Hi, what are you looking for?

Crítica

Crítica: Casa do Medo – Incidente em Ghostland

O cineasta francês Pacal Laugier chamou a atenção dos fãs de filmes de terror em 2008 com o impactante “Mártires”, grotesco e com uma estrutura diferenciada de roteiro, o longa foi considerado um dos mais perturbadores lançados até então na década. Laugier recebeu destaque o suficiente na época para arriscar a sua primeira produção falada em inglês, “O Homem das Sombras” (2012), que foi recebido com críticas medianas e foi um fracasso de bilheteria. Eis que, após seis anos de espera, em 2018, o diretor finalmente lançou seu quarto trabalho, “Casa do Medo – Incidente em Ghostland”, que remete bastante ao seu filme de maior sucesso, ao mesmo tempo que tenta fazer algo novo.

A trama de “Incidente em Ghostland” segue Pauline (Mylène Farmer) e suas duas filhas, a rebelde Vera (Taylor Hickson) e Beth (Emilia Jones), que sonha em escrever livros de terror.  As três estão se mudando para a casa que receberam de herança de uma falecida parente distante, mas em sua primeira noite no local, uma dupla de assassinos (Rob Archer e Kevin Power) invadem a residência e ataca a família. Anos depois, Beth (Crystal Reed), já adulta e agora uma famosa escritora, tem pesadelos com o evento e, após uma ligação desesperada de Vera (Anastasia Phillips), decide retornar à casa para ajudar sua irmã, que nunca superou o trauma. Porém, ao chegar lá, acontecimentos estranhos começam a ocorrer e perturbam a noção de Beth do que é realidade e o que é imaginação.

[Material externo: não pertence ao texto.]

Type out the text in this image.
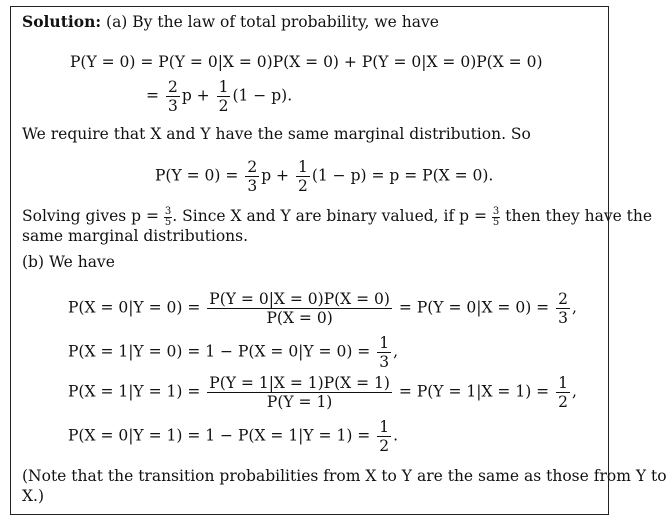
Solution: (a) By the law of total probability, we have
P(Y = 0) = P(Y = 0|X = 0)P(X = 0) + P(Y = 0|X = 0)P(X = 0)
= $\frac{2}{3}$ $p + \frac{1}{2} (1 - p)$.
We require that X and Y have the same marginal distribution. So
$P(Y = 0) = \frac{2}{3}$ $p + \frac{1}{2} (1 - p) = p = P(X = 0)$.
Solving gives $p = \frac{3}{5}$ . Since X and Y are binary valued, if $p = \frac{3}{5}$ then they have the
same marginal distributions.
(b) We have
$P(X = 0|Y = 0) = \frac{P(Y = 0|X = 0)P(X = 0)}{P(X = 0)} = P(Y = 0|X = 0) = \frac{2}{3}$ ,
$P(X = 1|Y = 0) = 1 - P(X = 0|Y = 0) = \frac{1}{3}$ ,
$P(X = 1|Y = 1) = \frac{P(Y = 1|X = 1)P(X = 1)}{P(Y = 1)} = P(Y = 1|X = 1) = \frac{1}{2}$ ,
$P(X = 0|Y = 1) = 1 - P(X = 1|Y = 1) = \frac{1}{2}$ .
(Note that the transition probabilities from X to Y are the same as those from Y to
X.)
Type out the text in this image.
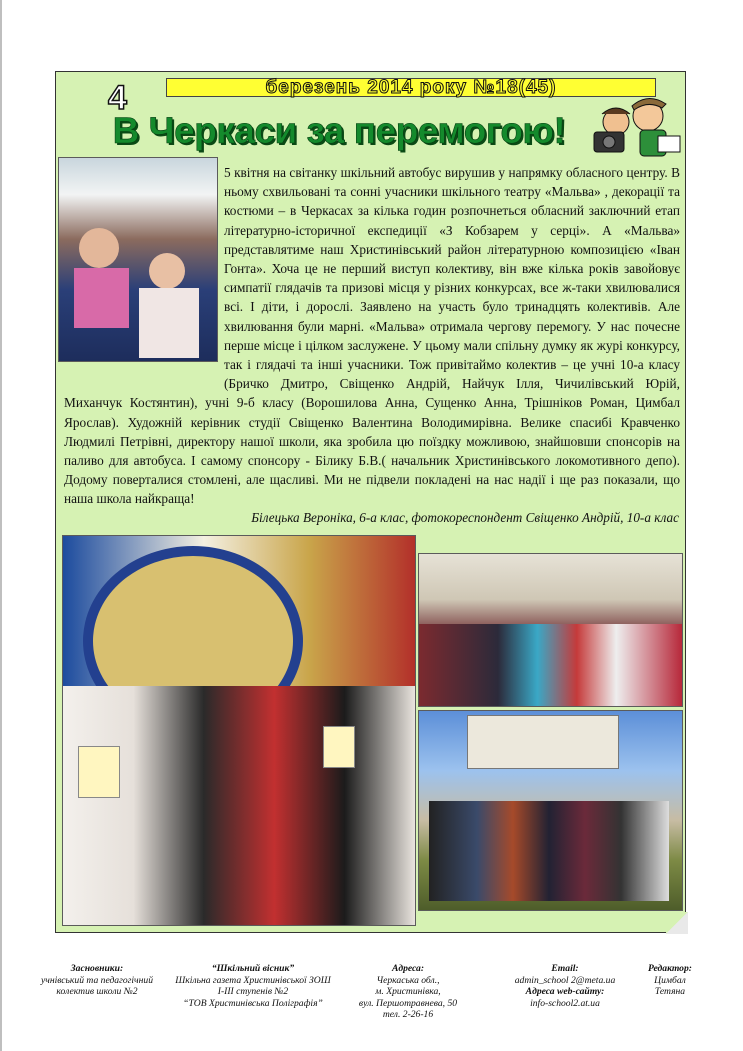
березень 2014 року №18(45)
4
В Черкаси за перемогою!
5 квітня на світанку шкільний автобус вирушив у напрямку обласного центру. В ньому схвильовані та сонні учасники шкільного театру «Мальва» , декорації та костюми – в Черкасах за кілька годин розпочнеться обласний заключний етап літературно-історичної експедиції «З Кобзарем у серці». А «Мальва» представлятиме наш Христинівський район літературною композицією «Іван Гонта». Хоча це не перший виступ колективу, він вже кілька років завойовує симпатії глядачів та призові місця у різних конкурсах, все ж-таки хвилювалися всі. І діти, і дорослі. Заявлено на участь було тринадцять колективів. Але хвилювання були марні. «Мальва» отримала чергову перемогу. У нас почесне перше місце і цілком заслужене. У цьому мали спільну думку як журі конкурсу, так і глядачі та інші учасники. Тож привітаймо колектив – це учні 10-а класу (Бричко Дмитро, Свіщенко Андрій, Найчук Ілля, Чичилівський Юрій, Миханчук Костянтин), учні 9-б класу (Ворошилова Анна, Сущенко Анна, Трішніков Роман, Цимбал Ярослав). Художній керівник студії Свіщенко Валентина Володимирівна. Велике спасибі Кравченко Людмилі Петрівні, директору нашої школи, яка зробила цю поїздку можливою, знайшовши спонсорів на паливо для автобуса. І самому спонсору - Білику Б.В.( начальник Христинівського локомотивного депо). Додому поверталися стомлені, але щасливі. Ми не підвели покладені на нас надії і ще раз показали, що наша школа найкраща!
Білецька Вероніка, 6-а клас, фотокореспондент Свіщенко Андрій, 10-а клас
Засновники:
учнівський та педагогічний колектив школи №2
“Шкільний вісник”
Шкільна газета Христинівської ЗОШ
І-ІІІ ступенів №2
“ТОВ Христинівська Поліграфія”
Адреса:
Черкаська обл.,
м. Христинівка,
вул. Першотравнева, 50
тел. 2-26-16
Email:
admin_school 2@meta.ua
Адреса web-сайту:
info-school2.at.ua
Редактор:
Цимбал
Тетяна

Em questão de estrutura, o roteiro de “Incidente em Ghostland” remete ao enredo de “Mártires”, no qual o primeiro e o segundo ato têm estilos distintos, feitos para desnortear o telespectador, que não sabe direito qual a história que o longa está contando até a metade do mesmo. O script transita entre “invasão domiciliar” e “fenômeno sobrenatural” utilizando de reviravoltas criativas e bem preparadas, mas também perde um pouco o foco quando tenta contar, aparentemente, duas histórias ao mesmo tempo. Em certo momento parece que a narrativa vai ser sobre estresse pós-traumático e em outro ponto levanta brevemente uma discussão sobre a criação de ficção de terror, mas nenhum desses fatores é aprofundado no final.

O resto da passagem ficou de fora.